Actually it seems to be a bug with using the $data()
method. Here's an equivalent implementation:
library(torch)
m <- nn_embedding(num_embeddings = 100, embedding_dim = 50)
with_no_grad({
m$weight[m$weight < 0] <- 0
})
m$weight$min()
#> torch_tensor
#> 0
#> [ CPUFloatType{} ]
Created on 2020-10-19 by the reprex package (v0.3.0)
Minimal reprex for the error:
library(torch)
m <- nn_embedding(num_embeddings = 100, embedding_dim = 50)
m$weight$data()[m$weight$data() < 0] <- 0
#> Error in m$weight$data()[m$weight$data() < 0] <- 0: invalid (NULL) left side of assignment
Created on 2020-10-19 by the reprex package (v0.3.0)
Here is the class:
require(torch)
embedder <- nn_module(
clasname = "embedder",
initialize = function(n_lhs, n_rhs, dim=10) {
self$lhs_emb <- nn_embedding(n_lhs, dim)
self$lhs_bias <- nn_embedding(n_lhs, 1)
self$rhs_emb <- nn_embedding(n_rhs, dim)
self$rhs_bias <- nn_embedding(n_rhs, 1)
},
forward = function(lhs_indexes, rhs_indexes) {
scores <- torch_sum(self$lhs_emb(lhs_indexes) * self$rhs_emb(rhs_indexes), 2)
scores <- scores + torch_reshape(self$lhs_bias(lhs_indexes), list(-1))
scores <- scores + torch_reshape(self$rhs_bias(rhs_indexes), list(-1))
return(scores)
}
)
model <- embedder(n_lhs=3, n_rhs=3, dim=2)
Now running
model$lhs_emb$weight$data()
Yields
torch_tensor -0.9773 -0.5023 0.6282 -1.4819 -1.0336 1.5777 [ CPUFloatType{3,2} ]
Running
model$lhs_emb$weight$data()[model$lhs_emb$weight$data()<0] <- 0
Yields
Error in model$lhs_emb$weight$data()[model$lhs_emb$weight$data() < 0] <- 0 : invalid (NULL) left side of assignment
Running
with_no_grad({
m$weight[m$weight < 0] <- 0
})
Works except bugs out if you try to use an empty slice, which is another thing PyTorch allows (precisely for ease of this kind of projection).
Ok! This should be an easy fix, I'll do it as soon as possible.
Thanks!
Wait, that doesn't seem to error for me:
library(torch)
m <- nn_embedding(num_embeddings = 100, embedding_dim = 50)
m$weight$min()
#> torch_tensor
#> -3.66959
#> [ CPUFloatType{} ]
with_no_grad({
m$weight[m$weight < -100] <- 0
})
m$weight$min()
#> torch_tensor
#> -3.66959
#> [ CPUFloatType{} ]
Created on 2020-10-19 by the reprex package (v0.3.0)

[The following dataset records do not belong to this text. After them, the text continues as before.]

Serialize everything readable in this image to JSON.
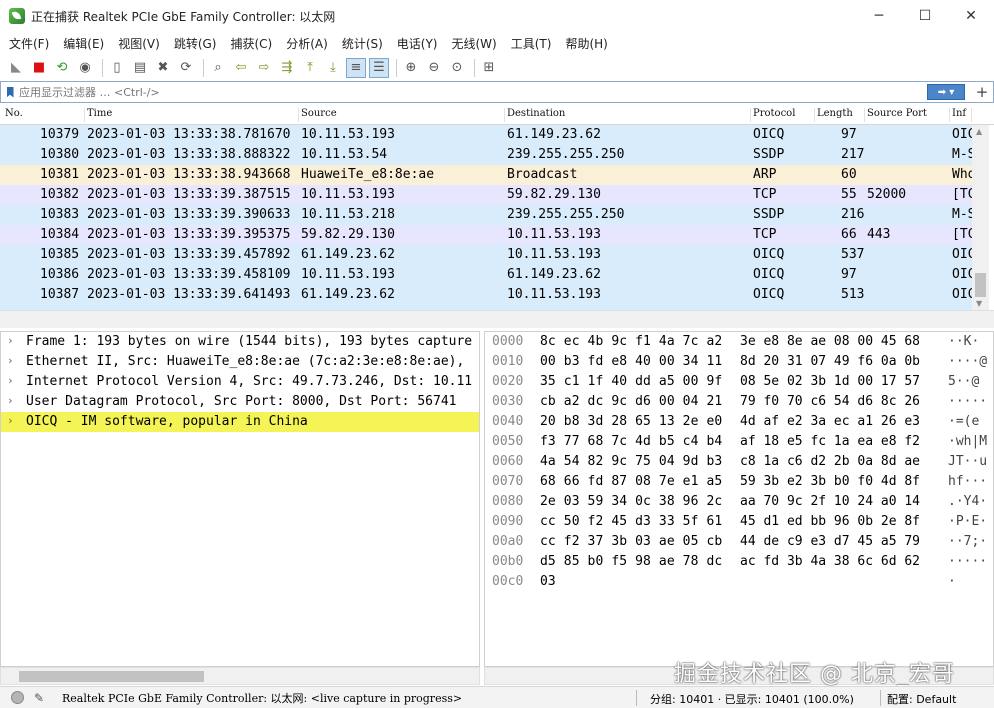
{
  "window": {
    "title": "正在捕获 Realtek PCIe GbE Family Controller: 以太网",
    "minimize": "─",
    "maximize": "☐",
    "close": "✕"
  },
  "menu": [
    "文件(F)",
    "编辑(E)",
    "视图(V)",
    "跳转(G)",
    "捕获(C)",
    "分析(A)",
    "统计(S)",
    "电话(Y)",
    "无线(W)",
    "工具(T)",
    "帮助(H)"
  ],
  "toolbar": {
    "icons": [
      "shark-fin-icon",
      "stop-icon",
      "restart-icon",
      "options-icon",
      "open-icon",
      "save-icon",
      "close-file-icon",
      "reload-icon",
      "find-icon",
      "back-icon",
      "forward-icon",
      "goto-icon",
      "first-icon",
      "last-icon",
      "autoscroll-icon",
      "colorize-icon",
      "zoom-in-icon",
      "zoom-out-icon",
      "zoom-normal-icon",
      "resize-columns-icon"
    ]
  },
  "filter": {
    "placeholder": "应用显示过滤器 … <Ctrl-/>",
    "apply": "➡ ▾",
    "add": "+"
  },
  "columns": [
    "No.",
    "Time",
    "Source",
    "Destination",
    "Protocol",
    "Length",
    "Source Port",
    "Inf"
  ],
  "packets": [
    {
      "no": "10379",
      "time": "2023-01-03 13:33:38.781670",
      "src": "10.11.53.193",
      "dst": "61.149.23.62",
      "proto": "OICQ",
      "len": "97",
      "sport": "",
      "info": "OIC",
      "color": "#d9ecfb"
    },
    {
      "no": "10380",
      "time": "2023-01-03 13:33:38.888322",
      "src": "10.11.53.54",
      "dst": "239.255.255.250",
      "proto": "SSDP",
      "len": "217",
      "sport": "",
      "info": "M-S",
      "color": "#d9ecfb"
    },
    {
      "no": "10381",
      "time": "2023-01-03 13:33:38.943668",
      "src": "HuaweiTe_e8:8e:ae",
      "dst": "Broadcast",
      "proto": "ARP",
      "len": "60",
      "sport": "",
      "info": "Who",
      "color": "#faf0d7"
    },
    {
      "no": "10382",
      "time": "2023-01-03 13:33:39.387515",
      "src": "10.11.53.193",
      "dst": "59.82.29.130",
      "proto": "TCP",
      "len": "55",
      "sport": "52000",
      "info": "[TC",
      "color": "#e7e6ff"
    },
    {
      "no": "10383",
      "time": "2023-01-03 13:33:39.390633",
      "src": "10.11.53.218",
      "dst": "239.255.255.250",
      "proto": "SSDP",
      "len": "216",
      "sport": "",
      "info": "M-S",
      "color": "#d9ecfb"
    },
    {
      "no": "10384",
      "time": "2023-01-03 13:33:39.395375",
      "src": "59.82.29.130",
      "dst": "10.11.53.193",
      "proto": "TCP",
      "len": "66",
      "sport": "443",
      "info": "[TC",
      "color": "#e7e6ff"
    },
    {
      "no": "10385",
      "time": "2023-01-03 13:33:39.457892",
      "src": "61.149.23.62",
      "dst": "10.11.53.193",
      "proto": "OICQ",
      "len": "537",
      "sport": "",
      "info": "OIC",
      "color": "#d9ecfb"
    },
    {
      "no": "10386",
      "time": "2023-01-03 13:33:39.458109",
      "src": "10.11.53.193",
      "dst": "61.149.23.62",
      "proto": "OICQ",
      "len": "97",
      "sport": "",
      "info": "OIC",
      "color": "#d9ecfb"
    },
    {
      "no": "10387",
      "time": "2023-01-03 13:33:39.641493",
      "src": "61.149.23.62",
      "dst": "10.11.53.193",
      "proto": "OICQ",
      "len": "513",
      "sport": "",
      "info": "OIC",
      "color": "#d9ecfb"
    }
  ],
  "details": [
    {
      "text": "Frame 1: 193 bytes on wire (1544 bits), 193 bytes capture",
      "hl": false
    },
    {
      "text": "Ethernet II, Src: HuaweiTe_e8:8e:ae (7c:a2:3e:e8:8e:ae),",
      "hl": false
    },
    {
      "text": "Internet Protocol Version 4, Src: 49.7.73.246, Dst: 10.11",
      "hl": false
    },
    {
      "text": "User Datagram Protocol, Src Port: 8000, Dst Port: 56741",
      "hl": false
    },
    {
      "text": "OICQ - IM software, popular in China",
      "hl": true
    }
  ],
  "hex": [
    {
      "off": "0000",
      "a": "8c ec 4b 9c f1 4a 7c a2",
      "b": "3e e8 8e ae 08 00 45 68",
      "asc": "··K·"
    },
    {
      "off": "0010",
      "a": "00 b3 fd e8 40 00 34 11",
      "b": "8d 20 31 07 49 f6 0a 0b",
      "asc": "····@"
    },
    {
      "off": "0020",
      "a": "35 c1 1f 40 dd a5 00 9f",
      "b": "08 5e 02 3b 1d 00 17 57",
      "asc": "5··@"
    },
    {
      "off": "0030",
      "a": "cb a2 dc 9c d6 00 04 21",
      "b": "79 f0 70 c6 54 d6 8c 26",
      "asc": "·····"
    },
    {
      "off": "0040",
      "a": "20 b8 3d 28 65 13 2e e0",
      "b": "4d af e2 3a ec a1 26 e3",
      "asc": " ·=(e"
    },
    {
      "off": "0050",
      "a": "f3 77 68 7c 4d b5 c4 b4",
      "b": "af 18 e5 fc 1a ea e8 f2",
      "asc": "·wh|M"
    },
    {
      "off": "0060",
      "a": "4a 54 82 9c 75 04 9d b3",
      "b": "c8 1a c6 d2 2b 0a 8d ae",
      "asc": "JT··u"
    },
    {
      "off": "0070",
      "a": "68 66 fd 87 08 7e e1 a5",
      "b": "59 3b e2 3b b0 f0 4d 8f",
      "asc": "hf···"
    },
    {
      "off": "0080",
      "a": "2e 03 59 34 0c 38 96 2c",
      "b": "aa 70 9c 2f 10 24 a0 14",
      "asc": ".·Y4·"
    },
    {
      "off": "0090",
      "a": "cc 50 f2 45 d3 33 5f 61",
      "b": "45 d1 ed bb 96 0b 2e 8f",
      "asc": "·P·E·"
    },
    {
      "off": "00a0",
      "a": "cc f2 37 3b 03 ae 05 cb",
      "b": "44 de c9 e3 d7 45 a5 79",
      "asc": "··7;·"
    },
    {
      "off": "00b0",
      "a": "d5 85 b0 f5 98 ae 78 dc",
      "b": "ac fd 3b 4a 38 6c 6d 62",
      "asc": "·····"
    },
    {
      "off": "00c0",
      "a": "03",
      "b": "",
      "asc": "·"
    }
  ],
  "status": {
    "capture": "Realtek PCIe GbE Family Controller: 以太网: <live capture in progress>",
    "packets": "分组: 10401 · 已显示: 10401 (100.0%)",
    "profile": "配置: Default"
  },
  "watermark": "掘金技术社区 @ 北京_宏哥"
}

Are you sure this is the cause? What exactly is an empty slice?
Oops, had a typo, was a non-existent rather than empty slice.
Ok, so IIUC the with_no_grad
solution is working as expected?
Ok, so IIUC the
with_no_grad
solution is working as expected?
Yes, though would be good to also have the data() method correct since this is copy-pasted PyTorch code and it would be great for that to just work after swapping . to $.